CHE researchers publish paper on how hydraulic fractures develop and spread underground

CHE researchers publish paper on how hydraulic fractures develop and spread underground

Wednesday, October 29, 2025

Media Contact: Tanner Holubar | Communications Specialist | 405-744-2065 | [email protected]

Researchers in the College of Engineering, Architecture and Technology have advanced the understanding of how fracture propagation in naturally layered sedimentary rocks influences the development and spread of hydraulic fractures underground.   

Dr.

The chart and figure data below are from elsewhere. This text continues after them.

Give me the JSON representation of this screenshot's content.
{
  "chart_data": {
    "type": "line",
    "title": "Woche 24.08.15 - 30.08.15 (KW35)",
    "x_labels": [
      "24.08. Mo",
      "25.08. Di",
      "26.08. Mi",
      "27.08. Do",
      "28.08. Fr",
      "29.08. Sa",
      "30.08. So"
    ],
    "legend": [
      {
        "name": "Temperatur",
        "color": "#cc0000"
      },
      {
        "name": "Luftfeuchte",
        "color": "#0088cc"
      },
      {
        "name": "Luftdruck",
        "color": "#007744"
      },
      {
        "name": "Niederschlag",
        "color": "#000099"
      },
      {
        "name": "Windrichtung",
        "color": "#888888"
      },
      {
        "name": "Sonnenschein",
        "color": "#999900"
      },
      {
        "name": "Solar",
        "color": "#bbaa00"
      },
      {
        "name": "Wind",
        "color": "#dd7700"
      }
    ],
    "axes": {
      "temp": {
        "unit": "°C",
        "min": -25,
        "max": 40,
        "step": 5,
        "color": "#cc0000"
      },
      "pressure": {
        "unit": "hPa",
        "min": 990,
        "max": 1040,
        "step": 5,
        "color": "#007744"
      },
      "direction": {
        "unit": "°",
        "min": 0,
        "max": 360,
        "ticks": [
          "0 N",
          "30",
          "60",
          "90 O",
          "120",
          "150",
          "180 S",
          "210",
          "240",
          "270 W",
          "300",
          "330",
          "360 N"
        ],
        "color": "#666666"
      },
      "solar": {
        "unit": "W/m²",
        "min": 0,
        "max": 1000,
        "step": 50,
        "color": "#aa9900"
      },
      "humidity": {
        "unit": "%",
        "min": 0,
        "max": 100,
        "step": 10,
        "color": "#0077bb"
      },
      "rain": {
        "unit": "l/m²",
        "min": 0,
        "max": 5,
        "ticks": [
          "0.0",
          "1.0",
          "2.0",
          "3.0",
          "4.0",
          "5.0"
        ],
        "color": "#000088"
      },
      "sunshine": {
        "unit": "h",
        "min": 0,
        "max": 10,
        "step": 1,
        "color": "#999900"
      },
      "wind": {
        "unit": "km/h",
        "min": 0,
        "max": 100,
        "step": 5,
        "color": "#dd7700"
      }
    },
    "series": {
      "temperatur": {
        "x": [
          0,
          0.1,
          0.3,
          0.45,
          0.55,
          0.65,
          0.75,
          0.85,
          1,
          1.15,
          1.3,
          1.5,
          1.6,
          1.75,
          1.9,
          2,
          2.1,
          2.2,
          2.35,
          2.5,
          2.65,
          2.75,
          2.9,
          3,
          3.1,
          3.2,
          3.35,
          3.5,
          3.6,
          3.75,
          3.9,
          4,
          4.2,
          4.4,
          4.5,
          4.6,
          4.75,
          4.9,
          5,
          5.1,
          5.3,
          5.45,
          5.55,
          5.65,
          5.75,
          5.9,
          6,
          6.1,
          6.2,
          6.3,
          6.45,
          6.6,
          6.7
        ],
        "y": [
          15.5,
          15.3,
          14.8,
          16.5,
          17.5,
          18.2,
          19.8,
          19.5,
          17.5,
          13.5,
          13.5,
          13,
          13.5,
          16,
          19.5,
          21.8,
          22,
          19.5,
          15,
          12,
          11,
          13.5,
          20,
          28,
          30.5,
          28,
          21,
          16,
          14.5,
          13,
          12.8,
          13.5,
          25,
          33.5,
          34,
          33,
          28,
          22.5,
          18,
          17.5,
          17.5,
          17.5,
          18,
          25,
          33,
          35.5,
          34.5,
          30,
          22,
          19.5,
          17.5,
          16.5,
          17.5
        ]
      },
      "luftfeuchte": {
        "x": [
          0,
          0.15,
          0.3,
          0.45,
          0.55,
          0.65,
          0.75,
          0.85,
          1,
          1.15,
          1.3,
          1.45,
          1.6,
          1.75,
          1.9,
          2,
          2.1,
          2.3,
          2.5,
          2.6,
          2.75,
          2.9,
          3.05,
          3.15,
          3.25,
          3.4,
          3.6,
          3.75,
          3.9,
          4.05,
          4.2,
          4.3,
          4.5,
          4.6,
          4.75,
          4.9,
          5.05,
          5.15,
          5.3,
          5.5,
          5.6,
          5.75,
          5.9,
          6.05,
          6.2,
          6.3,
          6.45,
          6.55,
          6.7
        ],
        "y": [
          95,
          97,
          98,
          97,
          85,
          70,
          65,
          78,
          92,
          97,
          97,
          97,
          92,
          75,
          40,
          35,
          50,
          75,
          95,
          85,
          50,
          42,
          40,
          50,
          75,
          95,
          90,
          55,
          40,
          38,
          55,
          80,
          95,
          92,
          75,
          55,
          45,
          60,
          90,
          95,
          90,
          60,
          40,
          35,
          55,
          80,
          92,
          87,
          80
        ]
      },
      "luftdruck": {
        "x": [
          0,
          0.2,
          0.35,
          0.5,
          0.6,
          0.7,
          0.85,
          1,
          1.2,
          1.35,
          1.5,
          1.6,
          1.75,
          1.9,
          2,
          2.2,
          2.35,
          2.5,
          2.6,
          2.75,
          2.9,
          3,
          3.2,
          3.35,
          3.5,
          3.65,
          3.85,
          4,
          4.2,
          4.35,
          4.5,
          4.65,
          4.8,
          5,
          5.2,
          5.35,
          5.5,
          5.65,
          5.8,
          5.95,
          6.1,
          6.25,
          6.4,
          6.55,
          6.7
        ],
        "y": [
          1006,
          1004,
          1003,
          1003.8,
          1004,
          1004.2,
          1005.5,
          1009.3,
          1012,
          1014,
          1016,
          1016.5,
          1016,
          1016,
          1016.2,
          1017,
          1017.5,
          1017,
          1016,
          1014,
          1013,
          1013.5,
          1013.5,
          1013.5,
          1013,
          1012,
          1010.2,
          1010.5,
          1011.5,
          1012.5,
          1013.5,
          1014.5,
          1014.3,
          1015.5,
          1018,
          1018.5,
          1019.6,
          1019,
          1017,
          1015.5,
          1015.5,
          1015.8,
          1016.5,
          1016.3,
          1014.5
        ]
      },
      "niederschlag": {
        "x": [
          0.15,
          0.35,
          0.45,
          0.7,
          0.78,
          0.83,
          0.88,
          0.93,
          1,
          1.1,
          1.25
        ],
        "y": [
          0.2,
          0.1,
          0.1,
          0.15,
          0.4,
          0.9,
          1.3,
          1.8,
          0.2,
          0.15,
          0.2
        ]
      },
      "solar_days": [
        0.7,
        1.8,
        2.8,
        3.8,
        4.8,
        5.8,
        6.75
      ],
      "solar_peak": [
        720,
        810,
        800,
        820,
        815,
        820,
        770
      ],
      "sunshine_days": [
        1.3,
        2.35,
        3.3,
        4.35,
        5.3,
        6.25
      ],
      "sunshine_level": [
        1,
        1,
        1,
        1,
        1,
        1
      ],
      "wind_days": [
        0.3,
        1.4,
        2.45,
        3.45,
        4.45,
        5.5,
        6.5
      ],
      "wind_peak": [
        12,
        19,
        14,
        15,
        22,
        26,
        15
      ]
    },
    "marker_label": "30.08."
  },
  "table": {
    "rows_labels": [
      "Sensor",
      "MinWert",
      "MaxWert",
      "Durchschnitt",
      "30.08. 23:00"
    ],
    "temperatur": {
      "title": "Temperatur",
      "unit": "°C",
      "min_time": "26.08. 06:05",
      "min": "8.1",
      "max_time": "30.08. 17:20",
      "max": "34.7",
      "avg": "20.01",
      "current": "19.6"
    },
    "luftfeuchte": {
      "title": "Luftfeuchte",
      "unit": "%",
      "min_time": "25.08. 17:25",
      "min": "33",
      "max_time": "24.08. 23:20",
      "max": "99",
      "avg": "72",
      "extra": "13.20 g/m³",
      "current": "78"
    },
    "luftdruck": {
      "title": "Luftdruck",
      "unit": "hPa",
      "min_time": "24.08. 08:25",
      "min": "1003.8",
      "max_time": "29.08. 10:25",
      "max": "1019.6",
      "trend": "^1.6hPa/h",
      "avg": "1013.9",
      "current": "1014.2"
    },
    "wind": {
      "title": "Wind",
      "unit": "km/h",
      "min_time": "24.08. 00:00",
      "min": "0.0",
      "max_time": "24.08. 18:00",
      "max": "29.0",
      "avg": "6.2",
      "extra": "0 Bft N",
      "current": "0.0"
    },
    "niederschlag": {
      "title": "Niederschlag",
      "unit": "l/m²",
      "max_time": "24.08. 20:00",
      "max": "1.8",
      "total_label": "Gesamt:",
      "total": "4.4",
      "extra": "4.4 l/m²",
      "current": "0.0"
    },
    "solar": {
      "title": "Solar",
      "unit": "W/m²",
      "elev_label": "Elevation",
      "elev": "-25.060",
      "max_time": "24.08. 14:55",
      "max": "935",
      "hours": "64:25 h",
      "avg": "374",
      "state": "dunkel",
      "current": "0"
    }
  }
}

Hunjoo Lee, an assistant professor in the School of Chemical Engineering, and Vishesh Bhadariya, a research assistant on Lee's team, published a paper in Rock Mechanics and Rock Engineering titled, "Strain Field Analysis of Fracture Interaction with Bedding Planes and Implications for Height Growth in Layered Rocks." 

Their research investigated how bedding planes, or frictional layers in rock, influence the formation and spreading of hydraulic fractures during oil and gas extraction. 

"These discontinuities often govern whether a fracture crosses, arrests or deflects - ultimately affecting fracture height and connectivity," Bhadariya said. "We focused on understanding the mechanics at the fracture tip during interaction with bonded frictional interfaces to gain insight into fracture height growth in layered rock systems." 

The team used high-speed imaging and digital image correlation (DIC) during semi-circular bend tests to visualize how rock deforms and fractures near the crack tip. This experimental approach allowed them to quantify stress fields ahead of the fracture tip that enhance understanding of localized deformation mechanisms during fracture propagation through layered rock systems. Their preliminary research was presented at the 58th U.S. Rock Mechanics/Geomechanics Symposium in 2024, where it was selected as one of the top 10% of papers presented. It was then selected for publication in a special issue of RMRE.  

Bhadariya said it took around a year to expand their research and develop a scientific novelty, which led to the latest publication of their research.  

"It's deeply rewarding to have our work recognized in 'Rock Mechanics and Rock Engineering,' one of the most respected journals in our field," Bhadariya said. "This publication validates the scientific rigor and novelty of our near-tip strain analysis and demonstrates its relevance to the broader geomechanics community. It's gratifying to see a concept evolve into a rigorous contribution that advances understanding and can guide future hydraulic fracture design." 

The team continues to learn more about fracture propagation under subsurface conditions using true-triaxial block tests that incorporate fluid injection, controlled stress anisotropy and frictional interface conditions to bridge the gap between the lab and the field.  

Lee said he is proud to have seen Bhadariya's hard work and dedication pay off with the publication of this article. It is a significant milestone early in his career, setting the foundation for his future contributions to the field.  

"This accomplishment reflects his relentless effort in the laboratory, preparing samples, conducting experiments, and analyzing image data, as well as his dedication to revising the manuscript thoroughly," Lee said. "I am also thankful to the reviewers for their insightful comments, which helped strengthen the final paper."